Diante da escalada da crise na Venezuela que leva cada vez mais venezuelanos a cruzarem as fronteiras rumo ao Brasil em busca de uma vida melhor, o Governo de Michel Temer assinou um decreto reconhecendo a “situação de vulnerabilidade” em Roraima. O Estado é a principal porta de entrada dos imigrantes que fogem da crise de abastecimento de alimentos, do colapso dos serviços públicos e de uma inflação de 700% no país vizinho. O presidente ainda editou uma medida provisória (MP) que acena com ações de assistência emergências para imigrantes venezuelanos no Estado em diversas áreas, como proteção social, saúde, educação, alimentação e segurança pública. Elas serão coordenadas por um comitê federal composto por representantes de distintos ministérios e conduzidas em parcerias entre União, Roraima e municípios.

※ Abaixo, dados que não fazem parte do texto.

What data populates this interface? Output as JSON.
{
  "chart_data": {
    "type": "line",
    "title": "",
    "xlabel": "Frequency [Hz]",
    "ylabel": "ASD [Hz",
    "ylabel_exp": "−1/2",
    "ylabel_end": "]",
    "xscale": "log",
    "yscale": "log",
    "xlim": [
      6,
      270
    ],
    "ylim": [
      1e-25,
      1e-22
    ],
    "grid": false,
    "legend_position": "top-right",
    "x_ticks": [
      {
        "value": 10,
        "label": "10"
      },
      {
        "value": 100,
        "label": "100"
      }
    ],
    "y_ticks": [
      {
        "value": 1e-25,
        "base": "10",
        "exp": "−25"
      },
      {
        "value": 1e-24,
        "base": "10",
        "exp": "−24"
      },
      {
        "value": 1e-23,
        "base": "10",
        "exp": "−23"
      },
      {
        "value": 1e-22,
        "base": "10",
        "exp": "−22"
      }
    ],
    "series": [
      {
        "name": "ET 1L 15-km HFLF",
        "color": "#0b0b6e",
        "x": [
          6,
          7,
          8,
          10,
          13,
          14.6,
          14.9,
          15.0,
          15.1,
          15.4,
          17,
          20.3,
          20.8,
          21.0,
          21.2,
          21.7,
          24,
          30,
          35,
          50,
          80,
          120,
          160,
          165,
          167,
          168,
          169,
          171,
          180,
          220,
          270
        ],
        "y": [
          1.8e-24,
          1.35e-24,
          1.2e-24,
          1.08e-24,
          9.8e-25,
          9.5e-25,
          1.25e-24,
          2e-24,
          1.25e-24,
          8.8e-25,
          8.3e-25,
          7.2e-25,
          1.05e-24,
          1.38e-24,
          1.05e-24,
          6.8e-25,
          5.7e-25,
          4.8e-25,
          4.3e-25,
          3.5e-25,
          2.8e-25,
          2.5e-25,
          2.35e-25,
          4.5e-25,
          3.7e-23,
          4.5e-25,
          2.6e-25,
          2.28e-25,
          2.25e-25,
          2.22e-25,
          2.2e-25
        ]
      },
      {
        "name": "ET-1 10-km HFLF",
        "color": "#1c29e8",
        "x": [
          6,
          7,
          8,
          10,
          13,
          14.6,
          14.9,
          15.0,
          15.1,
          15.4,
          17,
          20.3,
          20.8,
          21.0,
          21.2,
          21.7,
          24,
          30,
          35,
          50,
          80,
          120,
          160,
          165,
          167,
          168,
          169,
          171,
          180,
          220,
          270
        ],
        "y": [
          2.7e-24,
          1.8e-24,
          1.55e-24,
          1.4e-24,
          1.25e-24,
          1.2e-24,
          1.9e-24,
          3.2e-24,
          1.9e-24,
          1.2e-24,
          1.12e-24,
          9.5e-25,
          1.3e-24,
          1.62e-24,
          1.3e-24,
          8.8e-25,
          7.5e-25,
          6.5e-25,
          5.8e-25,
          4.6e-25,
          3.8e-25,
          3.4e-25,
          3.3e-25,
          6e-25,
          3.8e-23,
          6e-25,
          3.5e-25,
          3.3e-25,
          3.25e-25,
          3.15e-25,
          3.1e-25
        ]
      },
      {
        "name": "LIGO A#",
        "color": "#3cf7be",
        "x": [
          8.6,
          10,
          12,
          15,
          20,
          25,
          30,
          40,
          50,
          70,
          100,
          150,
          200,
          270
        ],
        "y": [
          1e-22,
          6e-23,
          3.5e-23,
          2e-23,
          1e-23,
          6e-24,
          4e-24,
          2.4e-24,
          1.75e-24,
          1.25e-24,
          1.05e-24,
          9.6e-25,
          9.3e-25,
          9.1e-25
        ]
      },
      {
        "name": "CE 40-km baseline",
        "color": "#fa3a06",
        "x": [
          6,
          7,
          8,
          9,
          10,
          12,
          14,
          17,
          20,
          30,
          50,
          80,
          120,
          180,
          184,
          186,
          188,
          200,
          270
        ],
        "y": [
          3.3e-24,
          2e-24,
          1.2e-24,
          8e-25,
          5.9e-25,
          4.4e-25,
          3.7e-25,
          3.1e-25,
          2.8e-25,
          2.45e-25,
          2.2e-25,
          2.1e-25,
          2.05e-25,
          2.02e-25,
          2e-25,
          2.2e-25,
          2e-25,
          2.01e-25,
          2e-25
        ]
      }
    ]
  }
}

A prefeitura de Boa Vista estima que cerca de 40.000 venezuelanos já tenham entrado na cidade, o que representa mais de 10% dos cerca de 330.000 habitantes da capital. O número de imigrantes equivale aproximadamente a população de uma cidade como Boituva, em São Paulo. Guardadas as devidas proporções, Roraima vive sua crise particular de refugidos. Os abrigos estão lotados e milhares de imigrantes vivem em situação de rua. A maioria chega pelo pequeno município de Pacaraima, com 16.000 habitantes e depois segue para Boa Vista. Apesar de o fluxo de venezuelanos ter aumentado desde o fim de 2016, uma nova leva chegou após a Colômbia colocar mais travas para a entrada de refugiados no país.
Segundo o documento assinado por Temer, as medidas visam também ampliar as políticas de mobilidade, distribuição no território nacional e apoio à interiorização dos imigrantes venezuelanos, desde que eles manifestem essa vontade. De acordo com Camila Asano, coordenadora do programa de Política Externa da Conectas Direitos Humanos, o apoio aos venezuelanos que chegam via Roraima e querem procurar oportunidades em outros locais é fundamental, já que o mercado de trabalho no Estado é bem restrito. “A prática de interiorização necessita, no entanto, condições mínimas. Eles precisam estar documentados. É importante que as cidades que forem receber os venezuelanos estejam articuladas, para evitar ações problemáticas como no caso da imigração dos haitianos há alguns anos”, explica. Asano afirma que, no auge do fluxo migratório dos imigrantes vindos do país caribenho, após o terremoto de 2010, o Governo do Acre chegou a despachar diversos ônibus com refugiados haitianos para São Paulo sem a menor coordenação com as autoridades do Estado. “As pessoas chegavam e não tinham sequer um primeiro local de abrigo, sendo colocadas outra vez em uma situação bastante vulnerável”, diz.
O deslocamento dos venezuelanos que chegam pela fronteira é complexa. Muitas vezes, por não terem dinheiro para custear passagens ou táxis, alguns imigrantes percorrem a pé o caminho de mais de 200 quilômetros que separa Pacaraíma, na fronteira, e Boa Vista. “Famílias com crianças pequenas fazem o trajeto caminhando durante dias em uma estrada perigosa, já que muitas vezes não há acostamento. O táxi-lotação cobra cerca de 50 reais, o que é muito para quem chega sem dinheiro, fugindo da fome”, explica Asano que é membro do Conselho Nacional de Direitos Humanos (CDNH) e participou no fim de janeiro de uma missão para avaliar a situação dos da acolhida dos imigrantes venezuelanos em Roraima, Pará e Amazonas .
Na quarta-feira, o ministro da Defesa, Raul Jungmann, já tinha anunciado a atuação das Forças Armadas na coordenação das ações humanitárias e que o efetivo militar também será duplicado, passando de 100 para 200 homens. Após visitar Roraima durante o carnaval, o presidente Temer ressaltou que “ninguém vai impedir a entrada de refugiados” no Brasil, mas que irá “ordenar” o ingresso no país. O plano, segundo o Governo, é que um hospital de campanha seja deslocado para a fronteira e os postos de controle no interior de Roraima sejam duplicados.
Na avaliação da coordenadora da Conectas, o Governo Federal demorou muito para assumir a responsabilidade frente ao fluxo de imigrantes venezuelanos. “A gestão migratória é de competência federal. Espero que eles não foquem tanto nesta questão de controle de segurança, a prioridade é a questão humanitária. O importante é conseguir que esses imigrantes consigam se inserir na sociedade”, explica.